Pain

As we’re working on Mariette in Ecstasy, a play which examines the lives of nuns at the turn of the century in upstate New York, I find myself struggling with one of the key ideas of the text.

Why would anyone actively seek pain?

Mariette Baptiste, a young postulant, loves Christ with a passionate, teenage devotion. She longs to understand Him completely, to enter into His world totally. For her, this means understanding His great love for mankind…and His suffering And how can she understand it completely except by taking on his pain physically?

In our world, we pretty much do anything possible to avoid pain. We want to feel good and strong and healthy. We laud the modern medical miracles that alleviate pain. We have psychoanalysis to ease our psychic pain. So the idea of seeking pain as a desirable thing is a bizarre concept.

But the idea of finding some deeper life meaning by pursuing pain is one that would be accepted quite readily by the just post-Victorian nuns in Mariette in Ecstasy. It’s a common idea in Christian mysticism. St. Theresa spoke of feeling a flaming arrow that came from God that filled her with a “delightful pain.” St. John of the Cross, a Spanish mystic, talks of a “dark night of the soul” a place of unimaginable psychological torment…but a place through which the soul must necessarily pass before being truly united with God. The Catholic mystic Sister Maria Maddalena de Pazzi sometimes wore a tight crown of thorns; other times she firmly strapped a girdle to her body so that its sharp nails dug into her flesh. She walked barefoot in winter, burned her skin with hot candle wax and resisted the desire to eat and sleep.

These mortifications are also familiar to us…as comedy routines from Monty Python and on Saturday Night Live.

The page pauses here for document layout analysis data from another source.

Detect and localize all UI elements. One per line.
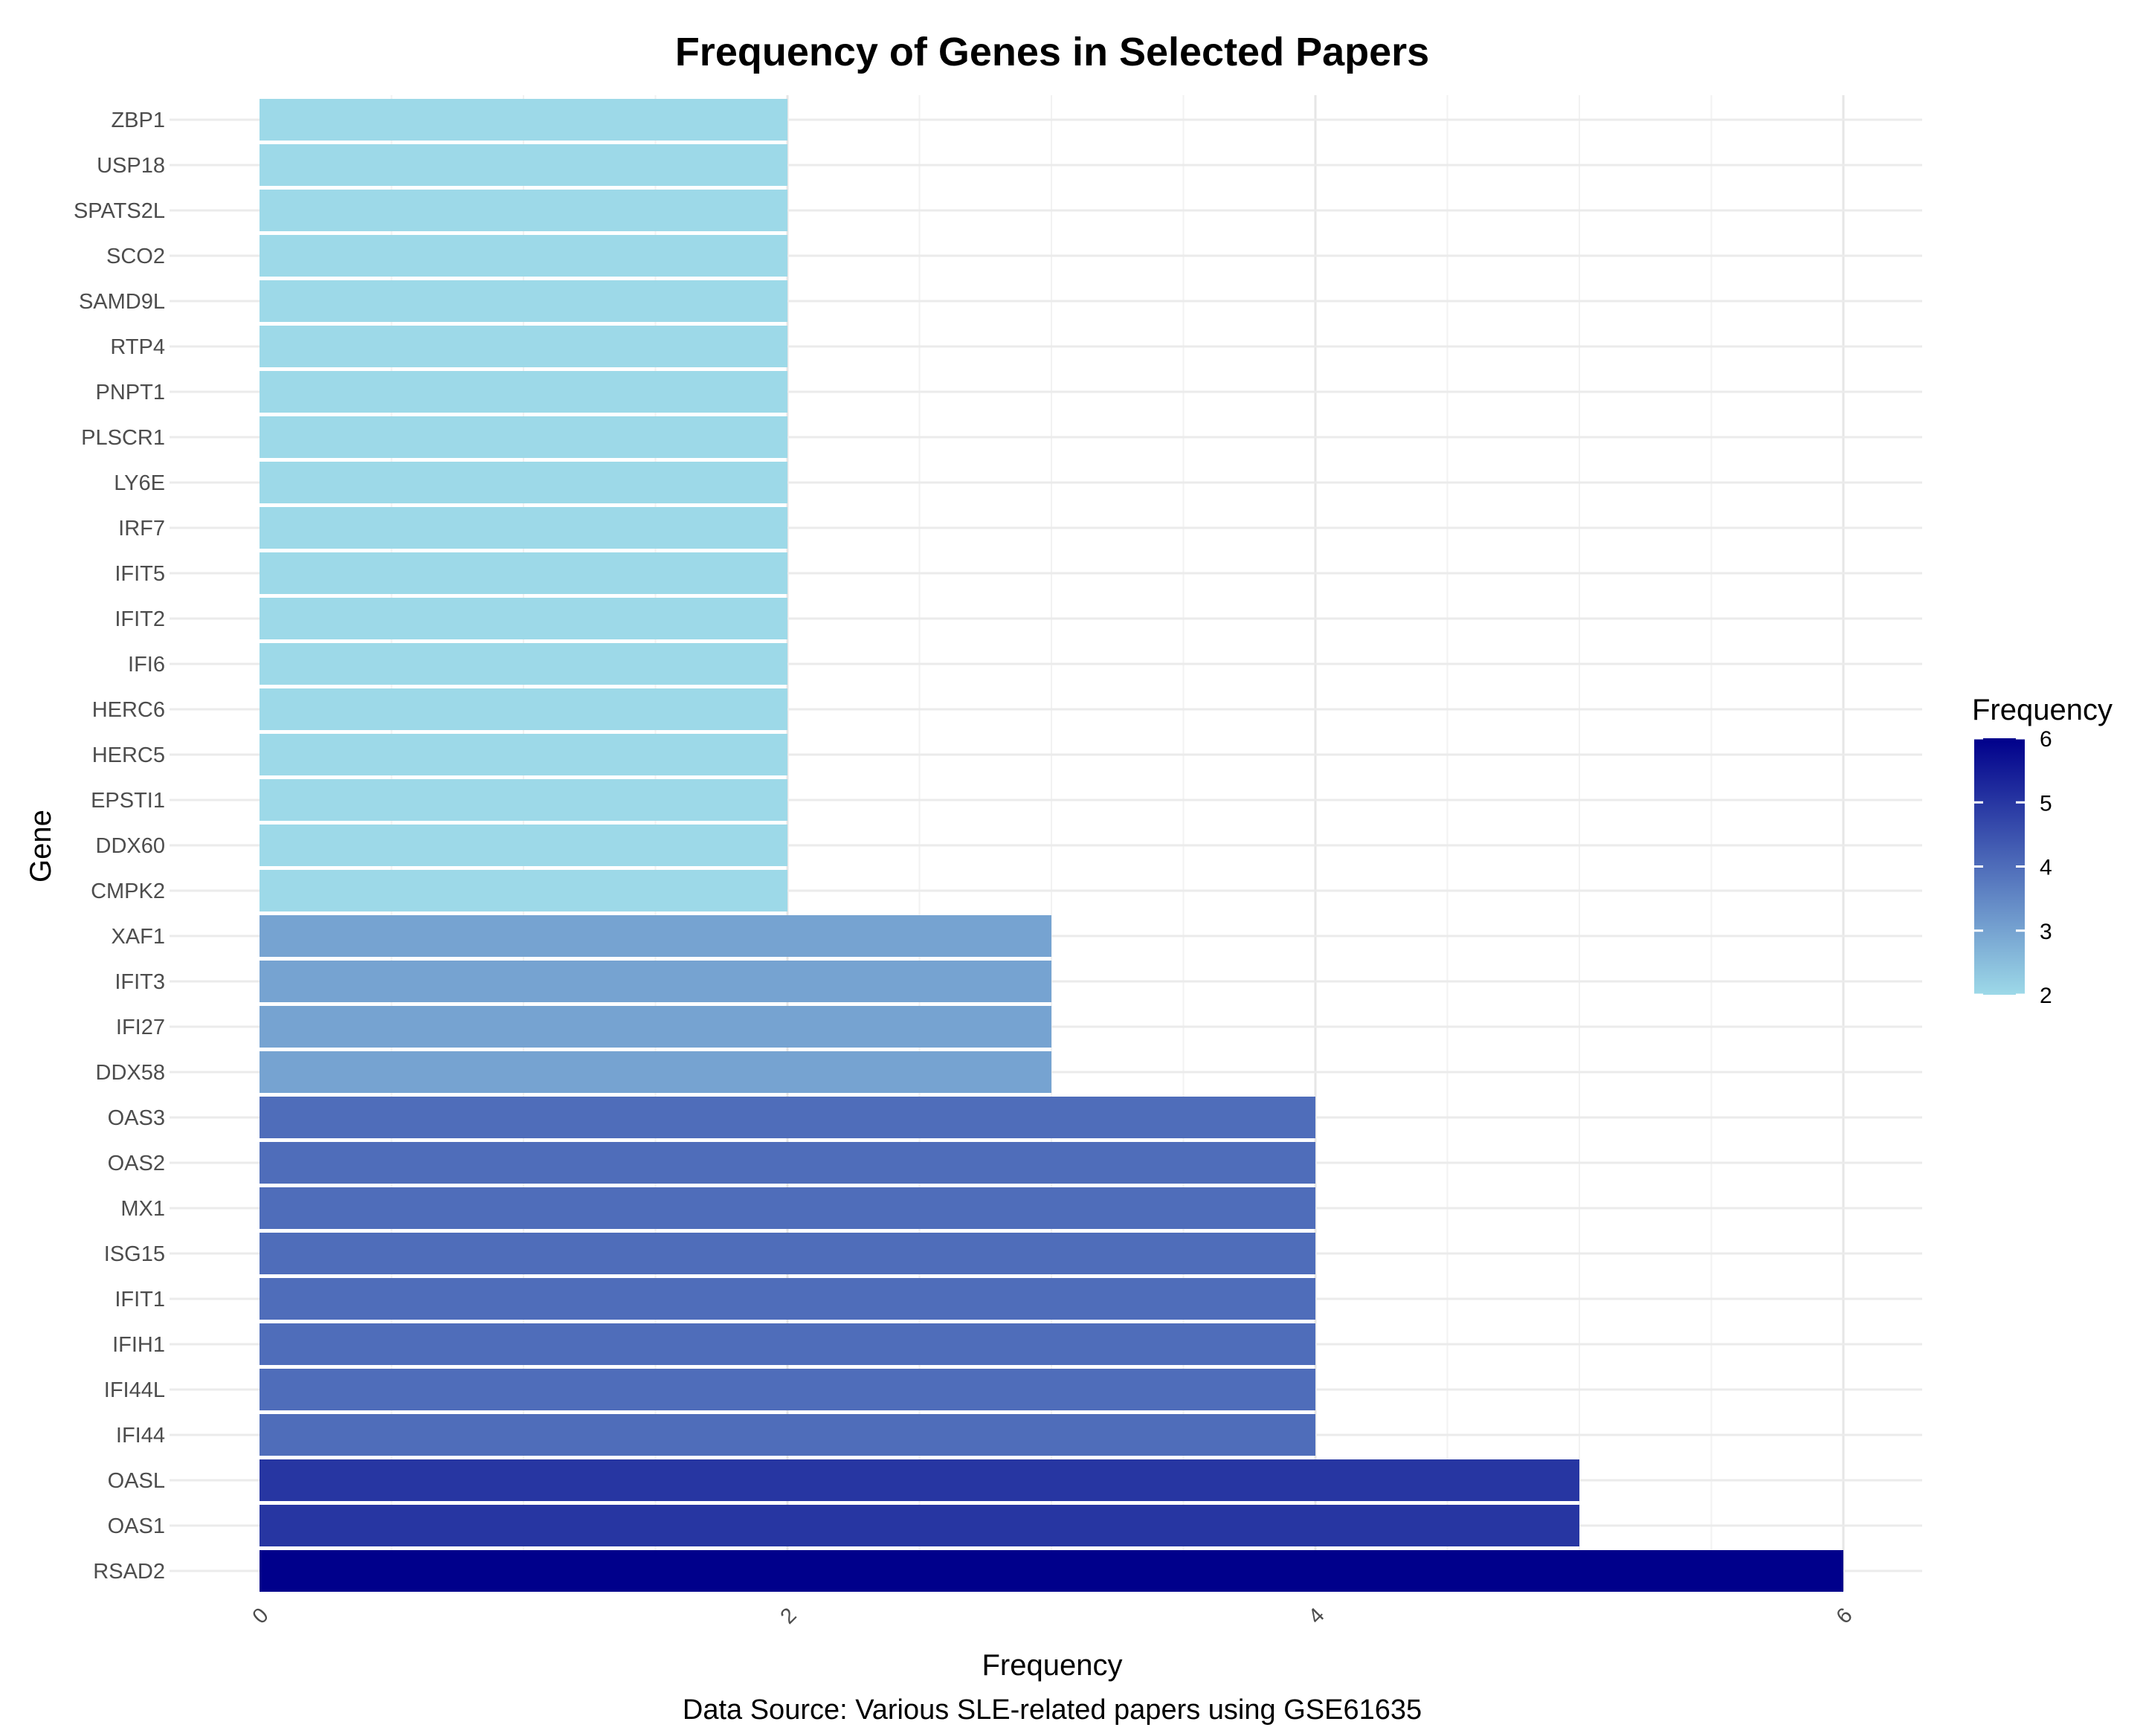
y-tick-label: RSAD2 <box>93 1560 165 1584</box>
y-tick-label: XAF1 <box>111 925 165 949</box>
y-tick-labels: RSAD2 OAS1 OASL IFI44 IFI44L IFIH1 IFIT1 ISG15 M… <box>74 109 182 1584</box>
y-tick-label: OAS2 <box>108 1152 165 1175</box>
y-tick-label: HERC6 <box>92 698 165 722</box>
bar-pnpt1 <box>260 371 787 413</box>
y-tick-label: IFI27 <box>116 1016 165 1039</box>
y-tick-label: IFIT1 <box>115 1288 165 1311</box>
bar-ifi44 <box>260 1414 1315 1456</box>
y-axis-title: Gene <box>25 810 57 882</box>
chart-caption: Data Source: Various SLE-related papers … <box>683 1694 1422 1726</box>
y-tick-label: OASL <box>108 1469 165 1493</box>
bar-ddx58 <box>260 1051 1051 1093</box>
y-tick-label: SPATS2L <box>74 199 165 223</box>
bar-ifi6 <box>260 643 787 685</box>
bar-usp18 <box>260 144 787 186</box>
y-tick-label: ISG15 <box>104 1242 165 1266</box>
y-tick-label: EPSTI1 <box>91 789 165 813</box>
y-tick-label: SCO2 <box>106 245 165 268</box>
bar-oas2 <box>260 1142 1315 1184</box>
y-tick-label: MX1 <box>120 1197 165 1221</box>
y-tick-label: IFIT3 <box>115 970 165 994</box>
legend-tick-label: 2 <box>2040 984 2052 1008</box>
legend: Frequency 2 3 4 5 6 <box>1972 694 2113 1008</box>
bar-isg15 <box>260 1233 1315 1274</box>
y-tick-label: PLSCR1 <box>81 426 165 450</box>
y-tick-label: IFI44 <box>116 1424 165 1448</box>
y-tick-label: RTP4 <box>110 335 165 359</box>
y-tick-label: HERC5 <box>92 743 165 767</box>
y-tick-label: IFI44L <box>104 1378 165 1402</box>
bar-herc6 <box>260 688 787 730</box>
bar-irf7 <box>260 507 787 549</box>
y-tick-label: PNPT1 <box>96 381 165 404</box>
bar-rsad2 <box>260 1550 1843 1592</box>
bar-spats2l <box>260 190 787 231</box>
legend-tick-label: 5 <box>2040 791 2052 816</box>
y-tick-label: IFIT5 <box>115 562 165 586</box>
bar-cmpk2 <box>260 870 787 911</box>
bar-oasl <box>260 1459 1579 1501</box>
y-tick-label: CMPK2 <box>91 880 165 903</box>
bars <box>260 99 1843 1592</box>
bar-ifit1 <box>260 1278 1315 1320</box>
bar-sco2 <box>260 235 787 277</box>
legend-tick-label: 6 <box>2040 727 2052 752</box>
bar-xaf1 <box>260 915 1051 957</box>
legend-tick-label: 4 <box>2040 856 2052 880</box>
bar-samd9l <box>260 280 787 322</box>
bar-herc5 <box>260 734 787 775</box>
bar-ifit3 <box>260 961 1051 1002</box>
legend-title: Frequency <box>1972 694 2113 726</box>
x-axis-title: Frequency <box>982 1649 1123 1682</box>
chart-title: Frequency of Genes in Selected Papers <box>675 30 1429 74</box>
y-tick-label: LY6E <box>114 471 165 495</box>
y-tick-label: SAMD9L <box>79 290 165 314</box>
y-tick-label: ZBP1 <box>111 109 165 132</box>
bar-ifit5 <box>260 552 787 594</box>
y-tick-label: DDX58 <box>96 1061 166 1085</box>
bar-ly6e <box>260 462 787 503</box>
bar-oas3 <box>260 1097 1315 1138</box>
bar-epsti1 <box>260 779 787 821</box>
y-tick-label: IFIH1 <box>112 1333 165 1357</box>
bar-ifi27 <box>260 1006 1051 1048</box>
y-tick-label: IFIT2 <box>115 607 165 631</box>
y-tick-label: IRF7 <box>118 517 165 541</box>
y-tick-label: OAS3 <box>108 1106 165 1130</box>
y-tick-label: USP18 <box>97 154 165 178</box>
legend-tick-label: 3 <box>2040 920 2052 944</box>
bar-mx1 <box>260 1187 1315 1229</box>
y-tick-label: DDX60 <box>96 834 166 858</box>
y-tick-label: IFI6 <box>128 653 165 677</box>
bar-oas1 <box>260 1505 1579 1546</box>
bar-plscr1 <box>260 416 787 458</box>
bar-ifi44l <box>260 1369 1315 1410</box>
bar-ddx60 <box>260 825 787 866</box>
legend-ticks: 2 3 4 5 6 <box>1974 727 2052 1008</box>
y-tick-label: OAS1 <box>108 1514 165 1538</box>
bar-zbp1 <box>260 99 787 141</box>
bar-ifit2 <box>260 598 787 639</box>
bar-rtp4 <box>260 326 787 367</box>
bar-ifih1 <box>260 1323 1315 1365</box>
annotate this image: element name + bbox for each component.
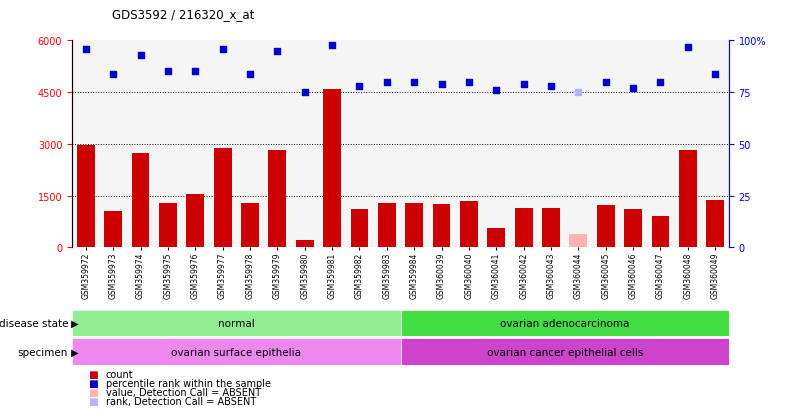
Text: ■: ■ — [88, 378, 98, 388]
Point — [134, 52, 147, 59]
Text: percentile rank within the sample: percentile rank within the sample — [106, 378, 271, 388]
Bar — [378, 204, 396, 248]
Point — [709, 71, 722, 78]
Bar — [104, 211, 122, 248]
Point — [271, 48, 284, 55]
Bar — [72, 310, 400, 337]
Text: ▶: ▶ — [68, 318, 78, 328]
Point — [462, 79, 475, 86]
Point — [572, 90, 585, 96]
Bar — [679, 151, 697, 248]
Bar — [296, 240, 314, 248]
Bar — [351, 210, 368, 248]
Text: disease state: disease state — [0, 318, 68, 328]
Bar — [651, 217, 670, 248]
Text: ■: ■ — [88, 396, 98, 406]
Bar — [570, 235, 587, 248]
Bar — [542, 208, 560, 248]
Bar — [433, 204, 450, 248]
Bar — [268, 151, 286, 248]
Bar — [400, 339, 729, 366]
Text: ■: ■ — [88, 387, 98, 397]
Text: count: count — [106, 369, 133, 379]
Point — [408, 79, 421, 86]
Bar — [77, 145, 95, 248]
Point — [326, 42, 339, 49]
Point — [244, 71, 256, 78]
Text: ■: ■ — [88, 369, 98, 379]
Text: ▶: ▶ — [68, 347, 78, 357]
Text: specimen: specimen — [18, 347, 68, 357]
Point — [380, 79, 393, 86]
Point — [654, 79, 667, 86]
Text: ovarian surface epithelia: ovarian surface epithelia — [171, 347, 301, 357]
Point — [517, 81, 530, 88]
Text: ovarian adenocarcinoma: ovarian adenocarcinoma — [500, 318, 630, 328]
Point — [626, 85, 639, 92]
Bar — [214, 149, 231, 248]
Bar — [131, 153, 150, 248]
Point — [682, 44, 694, 51]
Text: normal: normal — [218, 318, 255, 328]
Bar — [323, 90, 341, 248]
Text: rank, Detection Call = ABSENT: rank, Detection Call = ABSENT — [106, 396, 256, 406]
Bar — [159, 204, 177, 248]
Bar — [400, 310, 729, 337]
Point — [162, 69, 175, 76]
Point — [490, 88, 503, 94]
Bar — [460, 201, 478, 248]
Point — [599, 79, 612, 86]
Bar — [706, 200, 724, 248]
Point — [353, 83, 366, 90]
Point — [545, 83, 557, 90]
Point — [107, 71, 119, 78]
Bar — [597, 206, 614, 248]
Text: GDS3592 / 216320_x_at: GDS3592 / 216320_x_at — [112, 8, 255, 21]
Point — [79, 46, 92, 53]
Text: value, Detection Call = ABSENT: value, Detection Call = ABSENT — [106, 387, 261, 397]
Bar — [624, 210, 642, 248]
Point — [189, 69, 202, 76]
Bar — [405, 203, 423, 248]
Bar — [515, 208, 533, 248]
Point — [216, 46, 229, 53]
Bar — [72, 339, 400, 366]
Bar — [487, 229, 505, 248]
Bar — [187, 195, 204, 248]
Text: ovarian cancer epithelial cells: ovarian cancer epithelial cells — [486, 347, 643, 357]
Point — [435, 81, 448, 88]
Bar — [241, 203, 259, 248]
Point — [298, 90, 311, 96]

They are so strange as to be ridiculous.

But the truth is that a belief in the transformative power of sacred pain isn’t confined to Catholicism. We see it in offshoots of almost every world religion, from Buddhism to Islam to Native American religions. “When pain transgresses the limits,” the Muslim mystic Mizra Asadullah Ghalib is quoted as saying, “it becomes medicine.”

So, how can a modern audience deal with all this in Mariette? Should we be expected to feel sympathy with this longing? Or just regard it as pathological?

This play doesn’t tell you to think one way or the other, I hope. The ideas should be yours. But this is what I’ve been thinking about…what happens to a society when it takes the opposite route? When it avoids pain at all cost? When the pursuit of comfort becomes all consuming? Can change happen without pain? Can growth? If we could move beyond our fear of pain, would we be able to accomplish more and experience more? Do we need to embrace it to conquer it? And find something better beyond it?

Mariette is a play that makes me think about those questions…and others. Hope it will do the same for you.